Background Illness perceptions and psychological distress are important in determining outcomes in rheumatic diseases.
Objectives We aimed to assess illness perceptions and psychological distress and their associations with Physical health-related quality of life (HRQoL) in primary Sjogren's Syndrome (pSS), Systemic Lupus Erythematosus (SLE) and Rheumatoid arthritis (RA).
Methods In 57 pSS, 75 SLE and 199 RA patients we administered the Patient Health Questionnaire (PHQ-9), the Symptom Distress Check-List (SCL-90-R) and the Brief-Illness Perception Questionnaire (B-IPQ) to assess psychological variables and the World Health Organization Quality of Life Instrument, Short-Form (WHOQOL-BREF) to assess HRQoL. Hierarchical regression models were used adjusting for demographic and clinical variables.

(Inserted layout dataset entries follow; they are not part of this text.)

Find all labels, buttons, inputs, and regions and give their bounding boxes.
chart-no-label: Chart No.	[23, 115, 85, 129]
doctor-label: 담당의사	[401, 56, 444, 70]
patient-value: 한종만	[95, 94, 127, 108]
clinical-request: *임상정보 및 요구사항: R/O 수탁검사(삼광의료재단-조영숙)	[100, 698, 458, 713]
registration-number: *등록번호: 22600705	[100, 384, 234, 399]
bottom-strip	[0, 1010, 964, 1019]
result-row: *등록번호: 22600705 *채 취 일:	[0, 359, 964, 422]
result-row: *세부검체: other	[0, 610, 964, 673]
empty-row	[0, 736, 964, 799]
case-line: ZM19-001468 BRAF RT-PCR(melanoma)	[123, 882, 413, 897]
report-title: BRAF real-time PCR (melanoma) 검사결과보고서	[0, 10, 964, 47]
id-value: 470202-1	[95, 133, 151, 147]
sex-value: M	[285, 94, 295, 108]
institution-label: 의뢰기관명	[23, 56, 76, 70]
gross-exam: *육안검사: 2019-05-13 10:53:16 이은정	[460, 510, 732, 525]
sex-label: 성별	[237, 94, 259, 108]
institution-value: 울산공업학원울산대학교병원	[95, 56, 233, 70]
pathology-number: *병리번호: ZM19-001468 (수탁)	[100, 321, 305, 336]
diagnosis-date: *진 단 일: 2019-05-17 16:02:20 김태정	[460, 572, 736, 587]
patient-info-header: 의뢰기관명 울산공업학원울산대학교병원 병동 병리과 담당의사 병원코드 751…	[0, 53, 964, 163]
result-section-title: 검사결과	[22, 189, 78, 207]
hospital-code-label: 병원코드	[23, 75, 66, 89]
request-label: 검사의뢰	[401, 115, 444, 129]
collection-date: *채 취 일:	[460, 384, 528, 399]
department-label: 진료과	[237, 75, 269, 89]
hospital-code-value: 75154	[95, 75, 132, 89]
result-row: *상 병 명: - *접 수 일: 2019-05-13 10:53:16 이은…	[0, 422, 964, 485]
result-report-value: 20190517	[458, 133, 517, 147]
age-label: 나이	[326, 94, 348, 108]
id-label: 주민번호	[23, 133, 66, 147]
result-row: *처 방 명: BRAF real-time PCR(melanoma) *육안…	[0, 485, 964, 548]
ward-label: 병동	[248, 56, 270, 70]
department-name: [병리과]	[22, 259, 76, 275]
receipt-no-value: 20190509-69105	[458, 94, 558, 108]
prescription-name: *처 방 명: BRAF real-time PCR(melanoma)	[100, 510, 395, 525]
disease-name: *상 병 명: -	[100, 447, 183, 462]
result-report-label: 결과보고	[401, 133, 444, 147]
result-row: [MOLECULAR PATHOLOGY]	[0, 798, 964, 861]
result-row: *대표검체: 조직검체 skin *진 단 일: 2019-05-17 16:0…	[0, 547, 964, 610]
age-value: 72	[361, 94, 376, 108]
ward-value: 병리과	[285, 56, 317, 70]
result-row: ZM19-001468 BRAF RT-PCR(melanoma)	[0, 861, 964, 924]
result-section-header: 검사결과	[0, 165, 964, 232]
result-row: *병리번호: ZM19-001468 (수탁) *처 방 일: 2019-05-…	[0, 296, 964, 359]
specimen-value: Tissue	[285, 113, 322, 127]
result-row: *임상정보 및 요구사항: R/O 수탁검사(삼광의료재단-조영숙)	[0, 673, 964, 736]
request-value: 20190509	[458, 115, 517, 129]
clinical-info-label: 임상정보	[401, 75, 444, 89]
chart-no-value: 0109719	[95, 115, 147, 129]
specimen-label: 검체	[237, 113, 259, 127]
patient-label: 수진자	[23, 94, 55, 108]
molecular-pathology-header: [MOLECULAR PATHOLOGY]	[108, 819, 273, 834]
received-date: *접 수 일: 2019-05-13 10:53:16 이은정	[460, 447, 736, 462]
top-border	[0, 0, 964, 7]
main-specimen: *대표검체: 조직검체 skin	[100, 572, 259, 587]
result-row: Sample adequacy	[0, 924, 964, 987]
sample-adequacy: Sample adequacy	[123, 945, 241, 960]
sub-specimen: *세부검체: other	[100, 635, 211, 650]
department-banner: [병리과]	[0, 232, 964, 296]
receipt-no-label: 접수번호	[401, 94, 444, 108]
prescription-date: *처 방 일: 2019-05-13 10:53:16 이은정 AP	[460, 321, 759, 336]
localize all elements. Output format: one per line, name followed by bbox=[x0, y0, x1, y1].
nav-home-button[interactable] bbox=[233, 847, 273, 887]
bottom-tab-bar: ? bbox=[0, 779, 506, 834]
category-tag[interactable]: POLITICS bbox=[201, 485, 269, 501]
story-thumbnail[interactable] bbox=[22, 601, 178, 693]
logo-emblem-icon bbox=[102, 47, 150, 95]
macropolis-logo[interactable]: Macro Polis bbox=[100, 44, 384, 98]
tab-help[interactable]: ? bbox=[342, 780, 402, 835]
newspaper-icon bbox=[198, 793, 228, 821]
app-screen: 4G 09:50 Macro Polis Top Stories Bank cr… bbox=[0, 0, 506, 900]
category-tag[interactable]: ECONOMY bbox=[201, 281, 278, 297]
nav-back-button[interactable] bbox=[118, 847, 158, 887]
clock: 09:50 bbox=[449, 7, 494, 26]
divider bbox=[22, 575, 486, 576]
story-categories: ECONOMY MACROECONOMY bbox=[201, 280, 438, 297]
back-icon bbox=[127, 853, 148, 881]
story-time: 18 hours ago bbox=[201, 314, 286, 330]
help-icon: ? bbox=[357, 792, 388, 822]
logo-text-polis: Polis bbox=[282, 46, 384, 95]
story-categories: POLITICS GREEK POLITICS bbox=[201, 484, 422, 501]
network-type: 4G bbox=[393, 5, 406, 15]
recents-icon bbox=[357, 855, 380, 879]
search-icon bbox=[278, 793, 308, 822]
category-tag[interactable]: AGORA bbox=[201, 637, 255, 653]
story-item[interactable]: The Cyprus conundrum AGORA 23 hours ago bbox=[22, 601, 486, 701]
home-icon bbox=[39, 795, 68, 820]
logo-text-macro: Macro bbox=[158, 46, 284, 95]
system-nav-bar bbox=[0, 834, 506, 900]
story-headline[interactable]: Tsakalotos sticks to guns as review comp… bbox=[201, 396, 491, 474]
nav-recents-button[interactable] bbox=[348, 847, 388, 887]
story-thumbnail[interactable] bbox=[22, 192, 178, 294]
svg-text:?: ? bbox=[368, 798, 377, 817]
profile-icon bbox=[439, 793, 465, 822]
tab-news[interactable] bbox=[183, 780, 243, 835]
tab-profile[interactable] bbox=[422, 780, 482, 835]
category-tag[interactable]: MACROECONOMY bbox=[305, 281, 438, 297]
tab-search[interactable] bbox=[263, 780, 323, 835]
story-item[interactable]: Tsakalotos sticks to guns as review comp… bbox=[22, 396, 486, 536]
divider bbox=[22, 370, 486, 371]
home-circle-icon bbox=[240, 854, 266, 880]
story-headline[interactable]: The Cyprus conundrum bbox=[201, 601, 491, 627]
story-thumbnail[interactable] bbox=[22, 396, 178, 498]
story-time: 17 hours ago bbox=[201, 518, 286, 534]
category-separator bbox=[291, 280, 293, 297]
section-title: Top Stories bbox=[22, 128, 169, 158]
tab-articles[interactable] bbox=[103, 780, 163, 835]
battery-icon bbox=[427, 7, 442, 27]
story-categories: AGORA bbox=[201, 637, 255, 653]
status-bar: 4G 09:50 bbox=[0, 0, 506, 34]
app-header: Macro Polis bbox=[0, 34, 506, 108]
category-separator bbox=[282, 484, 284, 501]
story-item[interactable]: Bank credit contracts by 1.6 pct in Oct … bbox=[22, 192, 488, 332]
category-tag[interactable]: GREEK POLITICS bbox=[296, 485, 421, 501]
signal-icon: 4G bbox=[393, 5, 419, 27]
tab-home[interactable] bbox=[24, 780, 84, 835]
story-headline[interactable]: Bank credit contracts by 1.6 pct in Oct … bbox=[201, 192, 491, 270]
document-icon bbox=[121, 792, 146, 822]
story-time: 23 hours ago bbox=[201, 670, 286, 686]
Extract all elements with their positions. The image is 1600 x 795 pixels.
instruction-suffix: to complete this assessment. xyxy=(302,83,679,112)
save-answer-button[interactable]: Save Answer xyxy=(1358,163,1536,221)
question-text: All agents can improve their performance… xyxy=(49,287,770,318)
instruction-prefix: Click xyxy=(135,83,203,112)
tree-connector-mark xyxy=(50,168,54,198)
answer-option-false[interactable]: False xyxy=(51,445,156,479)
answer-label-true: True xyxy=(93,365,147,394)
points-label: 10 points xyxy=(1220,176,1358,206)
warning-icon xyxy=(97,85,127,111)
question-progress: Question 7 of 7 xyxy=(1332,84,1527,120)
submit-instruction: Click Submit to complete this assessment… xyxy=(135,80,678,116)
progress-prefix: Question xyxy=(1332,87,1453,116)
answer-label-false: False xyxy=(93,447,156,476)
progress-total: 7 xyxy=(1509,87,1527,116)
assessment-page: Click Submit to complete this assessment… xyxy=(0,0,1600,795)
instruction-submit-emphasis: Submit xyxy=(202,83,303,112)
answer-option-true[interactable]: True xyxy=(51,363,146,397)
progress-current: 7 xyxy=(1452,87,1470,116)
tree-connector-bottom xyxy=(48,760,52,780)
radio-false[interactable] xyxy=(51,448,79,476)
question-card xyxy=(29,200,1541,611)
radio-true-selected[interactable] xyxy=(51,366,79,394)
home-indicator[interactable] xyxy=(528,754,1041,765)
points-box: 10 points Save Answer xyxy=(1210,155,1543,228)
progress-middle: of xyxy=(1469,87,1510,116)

Results The prevalence of clinically significant depressive symptoms (PHQ-9≥10) was 24.6% in pSS, 29.3% in SLE and 25.1% in RA. Patients with pSS showed little understanding of their disease (comprehensibility) and attributed more symptoms to their illness (identity) compared to SLE and RA. Depressive symptoms and concerns about the consequences of the disease were associated with Physical HRQoL independently of pain, disease duration and disease severity in all three diseases. In pSS, however, the patients' worries about the consequences of their illness totally mediated the relationship of pain with Physical HRQoL. Moreover, SLE patients' concerns about numerous bodily symptoms attributed to the illness (illness identity) were also important independent correlates of Physical HRQoL.
Conclusions These findings indicate that patients' illness perceptions are important correlates of HRQoL in these disease groups and encourage the design of psychotherapeutic trials targeting disease-related cognitions in an attempt to improve patients' HRQoL.